Yes, the distinction of death sat like an invisible crown upon Jenny’s brow. She was no longer little Jenny, but a mysterious princess upon whose sleep it was permitted thus to gaze. The pain which had filled these weeks with bitter human anguish had been the process of some mysterious ennoblement. She had been found “worthy to die.” In the peerage of God’s creatures, she had now outsoared those whom she loved. The nature of it was a mystery, but no one could look on her face and doubt that a great honour had come to little Jenny.
But, O Jenny, may it be your gain indeed, for the loss to us is greater than we can bear—greater than we can bear. Not Theophil only—not young love, that, for all his smitten heart, has somewhere hidden away the potencies of his unspent life, and will still have his dream, though sorrow itself should become that dream—but this poor old mother, all the force of her days spent, the sap of her spirit dried up.
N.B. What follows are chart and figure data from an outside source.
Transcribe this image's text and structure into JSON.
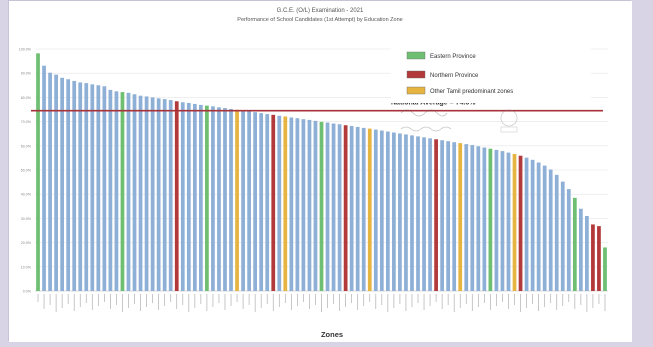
{
  "chart_data": {
    "type": "bar",
    "title": "G.C.E. (O/L) Examination - 2021",
    "subtitle": "Performance of School Candidates (1st Attempt) by Education Zone",
    "xlabel": "Zones",
    "ylabel": "",
    "ylim": [
      0,
      100
    ],
    "yticks": [
      0,
      10,
      20,
      30,
      40,
      50,
      60,
      70,
      80,
      90,
      100
    ],
    "ytick_labels": [
      "0.0%",
      "10.0%",
      "20.0%",
      "30.0%",
      "40.0%",
      "50.0%",
      "60.0%",
      "70.0%",
      "80.0%",
      "90.0%",
      "100.0%"
    ],
    "grid": true,
    "legend_position": "top-right",
    "reference_line": {
      "value": 74.5,
      "label": "National Average = 74.5%",
      "color": "#a8323a"
    },
    "legend": [
      {
        "key": "eastern",
        "label": "Eastern Province",
        "color": "#6fbf73"
      },
      {
        "key": "northern",
        "label": "Northern Province",
        "color": "#b33a3a"
      },
      {
        "key": "tamil",
        "label": "Other Tamil predominant zones",
        "color": "#e6b440"
      }
    ],
    "colors": {
      "default": "#8fb0d6",
      "eastern": "#6fbf73",
      "northern": "#b33a3a",
      "tamil": "#e6b440"
    },
    "values": [
      98.2,
      93.1,
      90.2,
      89.4,
      88.1,
      87.5,
      86.8,
      86.2,
      85.9,
      85.4,
      85.0,
      84.6,
      83.1,
      82.5,
      82.2,
      81.9,
      81.3,
      80.7,
      80.4,
      80.0,
      79.6,
      79.3,
      78.9,
      78.4,
      78.0,
      77.7,
      77.3,
      76.9,
      76.6,
      76.3,
      75.9,
      75.6,
      75.2,
      74.9,
      74.5,
      74.2,
      73.9,
      73.5,
      73.1,
      72.8,
      72.4,
      72.1,
      71.7,
      71.4,
      71.0,
      70.7,
      70.3,
      69.9,
      69.6,
      69.2,
      68.9,
      68.5,
      68.2,
      67.8,
      67.4,
      67.1,
      66.7,
      66.3,
      65.9,
      65.5,
      65.1,
      64.7,
      64.3,
      63.9,
      63.5,
      63.1,
      62.7,
      62.3,
      61.9,
      61.5,
      61.1,
      60.7,
      60.3,
      59.8,
      59.3,
      58.8,
      58.3,
      57.8,
      57.2,
      56.6,
      55.9,
      55.1,
      54.2,
      53.1,
      51.8,
      50.2,
      48.0,
      45.2,
      42.1,
      38.5,
      34.0,
      31.0,
      27.5,
      26.8,
      18.0
    ],
    "groups": [
      "eastern",
      "default",
      "default",
      "default",
      "default",
      "default",
      "default",
      "default",
      "default",
      "default",
      "default",
      "default",
      "default",
      "default",
      "eastern",
      "default",
      "default",
      "default",
      "default",
      "default",
      "default",
      "default",
      "default",
      "northern",
      "default",
      "default",
      "default",
      "default",
      "eastern",
      "default",
      "default",
      "default",
      "default",
      "tamil",
      "default",
      "default",
      "default",
      "default",
      "default",
      "northern",
      "default",
      "tamil",
      "default",
      "default",
      "default",
      "default",
      "default",
      "eastern",
      "default",
      "default",
      "default",
      "northern",
      "default",
      "default",
      "default",
      "tamil",
      "default",
      "default",
      "default",
      "default",
      "default",
      "default",
      "default",
      "default",
      "default",
      "default",
      "northern",
      "default",
      "default",
      "default",
      "tamil",
      "default",
      "default",
      "default",
      "default",
      "eastern",
      "default",
      "default",
      "default",
      "tamil",
      "northern",
      "default",
      "default",
      "default",
      "default",
      "default",
      "default",
      "default",
      "default",
      "eastern",
      "default",
      "default",
      "northern",
      "northern",
      "eastern"
    ]
  }
}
Hers is the terrible sorrow of age, with not a hope left betwixt her and death.
Pity her, Jenny—speak one word to her. Hearken to her sobs as she kneels by your side, and can you not hear the hard crying of his heart that knows no tears?
Are you become as the gods, Jenny, that you still smile on at the sound of mortal tears? Will you not stretch out one of those folded hands to each and lead them away with you? They are praying to follow you, only to be with you, wherever you are.
And it did seem as though in some strange way the soul of the mother had still some sure communication with the soul of her dead child. Motherhood had given her a nearness in the hour which no love of a lover could gain. She alone spoke to the dead girl as though she were still really alive, as one speaking to the deaf whom only one voice can reach.
But Theophil was conscious in his wildest, most heartbroken, words that Jenny could not hear them. He talked to her as though she were a picture of herself, and as one would implore a picture to answer us, he symbolised the cry of his soul in cries that he knew were vain.
Yet though Jenny were sculpture now, Theophil could not forget that this icy marble had once been the flesh he had loved. O God! that little tender body, whose every part was sweetly joined together like the words of a song, it was marble now.
“Ah! Jenny, are you smiling to think of what you and I know, you and I, and no one else in the world? Jenny, we shall never forget, never forget, shall we? And you will not breathe our secrets even in heaven. Do you really hear me, after all, but are forbidden to say? Are you glad somewhere to see how I love you, and are you at this moment looking into my face wildly for a sign, as I into yours? Is it I who seem dead, Jenny? and are you beating wildly at the gates of life to win back to me, as I am beating at the gates of death? But, Jenny, we shall find each other, must find each other some day. I shall be so true, Jenny,—will you be true to me in heaven?”